Sinthiya Sivarajah
Introduction
Dupilumab is a biologic agent licensed in the treatment of multiple atopic conditions such as atopic dermatitis, asthma and rhinosinusitis with nasal polyps. However, with continued use, reports of ocular side-effects associated with dupilumab use seem to be increasing (1).
Ocular side effects range from mild eye disease such as conjunctivitis and blepharitis, to more severe ocular manifestations such as ulcerative keratitis (2).
Epidemiology and Prevalence
Patients with a history of atopy have a greater risk of developing allergic conjunctivitis and ocular surface disease (3). Dupilumab related ocular side-effects have been reported in patients of all ages and ethnicities. Interestingly, patients treated with dupilumab for atopic dermatitis had greater incidence of developing conjunctivitis (8.6-22.1%) than patients that were treated with dupilumab for asthma (0–1·7%) (4).
Pathophysiology
Dupilumab is a monoclonal antibody that works by inhibiting interleukin-4 (IL-4) and interleukin-13 (IL-13) (1). This prevents the release of proinflammatory signals and chemokines. It also downregulates type 2 helper T-cells (Th2) thus reducing inflammation in atopic conditions (2). The mechanism by which dupilumab exacerbates, or increases the occurrence of, ocular disease is poorly understood. It is thought inhibition of IL-13 may affect regulation of conjunctival goblet cells and ocular mucus production thereby affecting quality of tears (4). Another suggestion is, downregulation of IL-4 and IL-13 ocular cytokines allows for an environment where demodex mites can thrive, leading to IL-17 mediated inflammation leading to presentation similar to ocular rosacea (5, 6).
Diagnosis
On average, symptoms start to occur six weeks after treatment with dupilumab (2). Diagnosis is primarily clinical made by thorough history and examination, including slit-lamp examination to evaluate for keratitis (3).
Management
The main goal of treatment is to limit the inflammatory process. First line therapy options include topical corticosteroid eye drops, topical tacrolimus eye ointment, artificial tears or ciclosporin eye drops, all of which have been successful in managing dupilumab related ocular side effects (1). One study found starting artificial tears one week prior to starting dupilumab may reduce incidence of ocular side effects (6).
Conclusion
It is clear patients on dupilumab have a greater risk of developing ocular side effects. Therefore, close collaboration is needed with ophthalmologists to ensure early diagnosis and management of ocular side effects.
References
1. Wollenberg A, Ariens L, Thurau S, van Luijk C, Seegräber M, de Bruin-Weller M. Conjunctivitis occurring in atopic dermatitis patients treated with dupilumab–clinical characteristics and treatment. The Journal of Allergy and Clinical Immunology: In Practice. 2018 Sep 1;6(5):1778-80.

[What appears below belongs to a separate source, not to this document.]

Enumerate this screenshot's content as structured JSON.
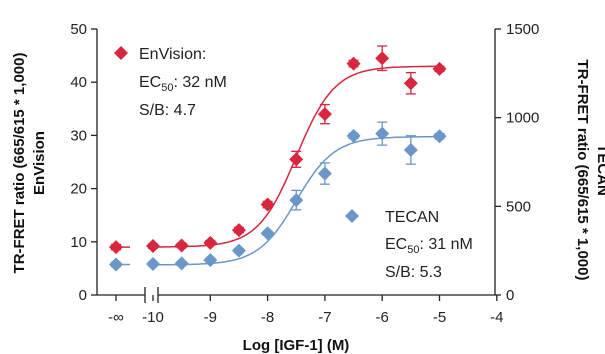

2. Chu CY. Keeping an eye on the ocular problems in dupilumab clinical trials. British Journal of Dermatology. 2019 Sep 1;181(3):436-7.
3. de Bruin-Weller M, Graham NM, Pirozzi G, Shumel B. Could conjunctivitis in patients with atopic dermatitis treated with dupilumab be caused by colonization with Demodex and increased interleukin-17 levels?: reply from the authors. The British journal of dermatology. 2018 Mar 2;178(5):1220-1.
4. Akinlade B, Guttman‐Yassky E, de Bruin‐Weller M, Simpson EL, Blauvelt A, Cork MJ, Prens E, Asbell P, Akpek E, Corren J, Bachert C. Conjunctivitis in dupilumab clinical trials. British Journal of Dermatology. 2019 Sep 1;181(3):459-73.
5. Treister AD, Kraff-Cooper C, Lio PA. Risk factors for dupilumab-associated conjunctivitis in patients with atopic dermatitis. JAMA dermatology. 2018 Oct 1;154(10):1208-11.
6. Ivert LU, Wahlgren CF, Ivert L et al. Eye complications during dupilumab treatment for severe atopic dermatitis. Acta Derm Venereol 2019; 99:375–8.